Seagate, hard disk without defects thanks to artificial intelligence

Nvidia and Seagate talked about the joint effort to make hard disk production more reliable through technologies such as artificial intelligence, machine learning, and deep learning.

Creating a hard drive is an extremely complex operation, and those who produce tens of millions of it every quarter cannot afford to go wrong. The quality of each component must be at the highest level, in order to avoid damage for millions of dollars. To give you an idea of the difficulty, think that to produce a head that reads and writes on the magnetic plate, something like 1400 steps is necessary, which must necessarily be all perfect.

How to do it? The US hard drive manufacturer Seagate Technology has decided to resort to a system (based on GPU) of artificial intelligence and machine learning, to analyze the images of the heads (or more precisely the slider, or transducer, which carries the head in position) and detects any anomalies quickly, since its creation.

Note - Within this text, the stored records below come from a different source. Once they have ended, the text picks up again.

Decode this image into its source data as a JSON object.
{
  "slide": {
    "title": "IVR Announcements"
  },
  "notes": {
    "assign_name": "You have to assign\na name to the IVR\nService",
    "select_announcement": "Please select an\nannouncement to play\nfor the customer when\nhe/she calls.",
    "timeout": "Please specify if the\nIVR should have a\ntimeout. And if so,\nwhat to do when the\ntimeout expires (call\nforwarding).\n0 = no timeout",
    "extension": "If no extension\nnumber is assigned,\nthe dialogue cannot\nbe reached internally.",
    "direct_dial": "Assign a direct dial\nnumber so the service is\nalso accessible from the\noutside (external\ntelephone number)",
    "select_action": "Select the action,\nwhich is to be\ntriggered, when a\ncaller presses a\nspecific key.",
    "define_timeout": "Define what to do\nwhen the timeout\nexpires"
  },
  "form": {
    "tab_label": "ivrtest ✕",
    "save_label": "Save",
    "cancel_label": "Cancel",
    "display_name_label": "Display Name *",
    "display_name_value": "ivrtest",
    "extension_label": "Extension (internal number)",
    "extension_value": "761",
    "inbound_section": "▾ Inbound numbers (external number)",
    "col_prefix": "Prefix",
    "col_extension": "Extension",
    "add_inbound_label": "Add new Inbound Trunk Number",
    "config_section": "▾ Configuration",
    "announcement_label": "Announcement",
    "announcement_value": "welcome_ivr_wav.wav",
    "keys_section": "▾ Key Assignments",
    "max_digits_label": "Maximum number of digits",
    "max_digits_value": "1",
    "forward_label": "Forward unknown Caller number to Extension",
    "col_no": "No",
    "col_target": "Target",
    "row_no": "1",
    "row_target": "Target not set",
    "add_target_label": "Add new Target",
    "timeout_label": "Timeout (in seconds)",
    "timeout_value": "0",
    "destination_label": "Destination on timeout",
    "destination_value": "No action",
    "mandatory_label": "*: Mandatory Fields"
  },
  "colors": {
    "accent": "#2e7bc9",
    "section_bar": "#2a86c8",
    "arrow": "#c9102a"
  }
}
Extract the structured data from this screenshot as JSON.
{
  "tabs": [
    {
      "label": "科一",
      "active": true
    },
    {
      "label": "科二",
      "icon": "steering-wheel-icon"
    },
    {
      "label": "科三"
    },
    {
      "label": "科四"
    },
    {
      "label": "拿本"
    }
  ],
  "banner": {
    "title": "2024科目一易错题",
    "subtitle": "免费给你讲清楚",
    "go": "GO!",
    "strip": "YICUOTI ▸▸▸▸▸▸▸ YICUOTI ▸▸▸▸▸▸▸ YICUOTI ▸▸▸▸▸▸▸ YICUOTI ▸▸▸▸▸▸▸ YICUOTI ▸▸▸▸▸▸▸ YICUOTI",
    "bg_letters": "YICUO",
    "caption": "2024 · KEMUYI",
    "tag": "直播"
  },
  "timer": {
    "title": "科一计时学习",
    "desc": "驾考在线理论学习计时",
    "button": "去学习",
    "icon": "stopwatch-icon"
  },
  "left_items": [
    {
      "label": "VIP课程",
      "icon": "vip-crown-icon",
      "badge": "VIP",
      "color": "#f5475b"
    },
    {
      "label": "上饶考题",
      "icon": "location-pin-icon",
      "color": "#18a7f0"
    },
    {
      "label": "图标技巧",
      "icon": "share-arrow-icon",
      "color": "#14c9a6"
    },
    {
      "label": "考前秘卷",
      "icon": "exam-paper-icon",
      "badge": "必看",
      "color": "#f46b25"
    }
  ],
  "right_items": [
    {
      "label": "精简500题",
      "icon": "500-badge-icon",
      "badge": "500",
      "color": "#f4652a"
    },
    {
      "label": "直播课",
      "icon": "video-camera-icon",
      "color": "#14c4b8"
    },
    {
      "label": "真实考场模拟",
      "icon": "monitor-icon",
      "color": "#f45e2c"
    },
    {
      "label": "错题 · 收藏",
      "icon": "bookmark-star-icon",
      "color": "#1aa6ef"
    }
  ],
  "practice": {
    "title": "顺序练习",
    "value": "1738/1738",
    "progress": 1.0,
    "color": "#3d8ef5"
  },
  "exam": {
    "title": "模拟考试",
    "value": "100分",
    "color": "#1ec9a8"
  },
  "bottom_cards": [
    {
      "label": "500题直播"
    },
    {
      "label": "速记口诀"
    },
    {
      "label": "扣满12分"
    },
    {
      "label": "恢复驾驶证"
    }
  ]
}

The images of the wafer from which the sliders are obtained are fed to a neural network, whose task is to train artificial intelligence to identify the presence of any anomalies. Unlike a technician trained to analyze images, the deep neural network can learn faster and acquire an ever greater degree of precision. Continuous training of the deep learning model takes place offline and is performed through constantly updated models.

The task of artificial intelligence is to identify and report images with anomalies to the company’s experts, who then investigate the problem firsthand. The project, known by the code name Athena, was put to work at the Normandale, Minnesota facility, thanks to Seagate’s collaboration with Nvidia and Hewlett Packard Enterprise (HPE).

The first step in this process was to understand the amount of data involved. Each system requires 17 million images per day to be processed, performing the inference at 20 positions per second. ” It’s like a Boeing 747 that flies inches from the ground at 100 times the speed of sound, ” said Raghavan Srinivasan, Seagate’s senior director of global marketing.

The whole process takes place inside the plant, on HPE Edgeline systems with Nvidia T4 GPU for data acquisition and real-time inference. HPE Apollo systems with Nvidia V100 Tensor Core accelerators instead train artificial intelligence through the Nvidia EGX platform.

By integrating the technology in all production sites, Seagate expects to reduce investment in cleanrooms by up to  20%, production time by 10%, and return on investment up to  300% thanks to better efficiency and quality. The good news for other manufacturers is that Seagate does not want to keep all this innovation for itself, but is ready to share the details. Other companies can improve the quality and performance of their production line.